The big record companies and film studios want copy protection on all CDs and DVDs. Instead of writing more and more complex copy pretection schemes they should spend money on an awareness campaign. It’s simple really, if everybody steals an artist’s work the artist cannot make a living and cannot spend time on his art. That’s all. If you like somebody’s work you should support their efforts by purchasing a CD so that they can create more works that you might enjoy. Ah, but I suspect therein lies the problem not! I get the feeling the public would support artists they like…..it’s the corporations they might have a problem with. I suspect people like to take music for free because they know that most of the money goes to big multinational corporations and not to the artists. With all of the corporate excesses of the last decade it is hard for the public to feel sorry for the losses that these companies take.
Let’s face it copying has always been around. Probably even more in the analog world. I remember meeting a fan after a show in 1990 and she proudly proclaimed that she had personally made 75 cassette copies of my album Nouveau Flamenco for her friends. We are no more at the mercy of people copying our work today than we were a decade or two ago.
These days I listen more to mp3 files than CDs. Either with my iPod (using the custom in-ear monitors I wear when we perform LIVE because the earbuds that come with the iPod are pretty bad) or with a laptop (I use an older G3 PowerBook because they run cooler and it very rarely needs to use its cooling fan) that is connected to my stereo via a “Quattro” digital-analog converter by M-Audio which is connected to the USB port of the computer. Attached to the FireWire port is a 40GB harddrive (a drive that does not need a cooling fan) that holds about 6,000 songs (I encode mp3 files at 192kbps or VBR with a minimum of 160kbps). The best fun is putting playlists together…this morning I made a playlist with Satie and Mompou solo piano music that I am enjoying right now. There are better D/A converters out there, but at under $300 the Quattro sounds quite impressive. It certainly sounds so much better than the computers built-in sound!
Here is a little something I found on plastic.com this morning….the whole article appeared in the NY Times
‘The surprising result to us was that if the father was alive or dead didn’t matter. If the grandmother dies, you notice it; if the father does, you don’t.’ ‘There’s a new mystery which has flummoxed biologists and anthropologists: grannies. It seems these researchers have been blown away by the discovery that the presence of maternal grannies offers an unexpectedly potent boon on the lives of their grand kids.
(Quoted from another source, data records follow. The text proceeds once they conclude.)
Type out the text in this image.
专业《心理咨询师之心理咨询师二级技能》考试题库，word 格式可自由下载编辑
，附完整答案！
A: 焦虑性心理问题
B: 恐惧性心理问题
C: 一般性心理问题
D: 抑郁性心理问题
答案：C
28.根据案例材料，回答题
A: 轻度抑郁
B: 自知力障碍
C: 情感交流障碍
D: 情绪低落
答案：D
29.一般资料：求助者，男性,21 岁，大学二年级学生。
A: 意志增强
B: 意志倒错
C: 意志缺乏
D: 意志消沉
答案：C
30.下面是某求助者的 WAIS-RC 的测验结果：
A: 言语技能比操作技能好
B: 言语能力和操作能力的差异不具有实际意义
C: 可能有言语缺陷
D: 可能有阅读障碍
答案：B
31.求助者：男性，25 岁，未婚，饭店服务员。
Consider the positive influence of grannies in rural Gambia: ‘The anthropologists found that for Gambian toddlers, weaned from the protective balm of breast milk but not yet possessing strength and immune vigor of their own, the presence of a grandmother cut their chances of dying in half.’
‘Interestingly, paternal grannies instead have a neutral or even negative influence on their grand kids. Researchers working on Japan found that ‘when a maternal grandmother lived in the household, boys were 52 percent less likely to die in childhood than if there was no grandmother present. Conversely, when the father’s mother lived in the house, boys were 62 percent more likely to die than were those without a resident grandma.’ But how do grandmas work their potent powers? Alas, the frustrated researchers have no clue. Clearly the grannies are doing something; exactly what this is is anybody’s guess.’
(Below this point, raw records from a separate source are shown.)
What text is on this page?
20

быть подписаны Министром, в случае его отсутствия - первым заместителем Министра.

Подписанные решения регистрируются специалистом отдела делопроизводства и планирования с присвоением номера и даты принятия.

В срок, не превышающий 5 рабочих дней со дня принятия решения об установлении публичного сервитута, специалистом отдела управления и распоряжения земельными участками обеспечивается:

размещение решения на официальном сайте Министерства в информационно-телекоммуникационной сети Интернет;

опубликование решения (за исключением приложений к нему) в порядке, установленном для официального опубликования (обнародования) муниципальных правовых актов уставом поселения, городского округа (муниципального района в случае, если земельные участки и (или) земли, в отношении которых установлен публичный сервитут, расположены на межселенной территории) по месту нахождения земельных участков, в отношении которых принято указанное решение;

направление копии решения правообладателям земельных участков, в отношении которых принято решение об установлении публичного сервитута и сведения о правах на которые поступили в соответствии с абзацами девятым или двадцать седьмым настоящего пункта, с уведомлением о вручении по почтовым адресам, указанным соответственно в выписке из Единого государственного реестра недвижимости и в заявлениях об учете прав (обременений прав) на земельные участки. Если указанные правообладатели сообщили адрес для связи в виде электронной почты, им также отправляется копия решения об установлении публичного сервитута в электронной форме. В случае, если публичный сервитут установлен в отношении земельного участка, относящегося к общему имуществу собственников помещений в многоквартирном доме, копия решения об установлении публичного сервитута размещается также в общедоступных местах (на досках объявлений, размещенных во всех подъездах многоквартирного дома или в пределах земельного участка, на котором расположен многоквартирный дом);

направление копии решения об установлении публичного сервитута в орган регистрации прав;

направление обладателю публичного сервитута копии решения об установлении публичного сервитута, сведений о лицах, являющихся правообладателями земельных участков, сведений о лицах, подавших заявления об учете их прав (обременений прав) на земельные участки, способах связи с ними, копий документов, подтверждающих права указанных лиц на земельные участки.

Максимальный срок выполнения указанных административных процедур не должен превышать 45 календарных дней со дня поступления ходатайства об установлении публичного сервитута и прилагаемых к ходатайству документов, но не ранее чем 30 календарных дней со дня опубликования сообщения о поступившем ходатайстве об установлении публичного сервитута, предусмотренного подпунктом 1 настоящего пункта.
At last I received some “Best of Ottmar Liebert” CDs from Epic Records. I must admit that it is a nice compilation, although it would have been nice if they had asked me and we could have added one or two unreleased versions of these songs to make the package more special.
Ten years of life unfold for me when I listen to the album. Different versions of the Luna Negra band, different studios, countless tours in the USA, Canada, Mexico, Australia, New Zealand, South America…ten years are a long time and it is strange to have it summed up on one CD. I do think the guitar sound got better with every album and the last three songs (from “Little Wing) on the compilation SOUND the best to me although there is always a special place in my heart for the songs from “The Hours between Night + Day”.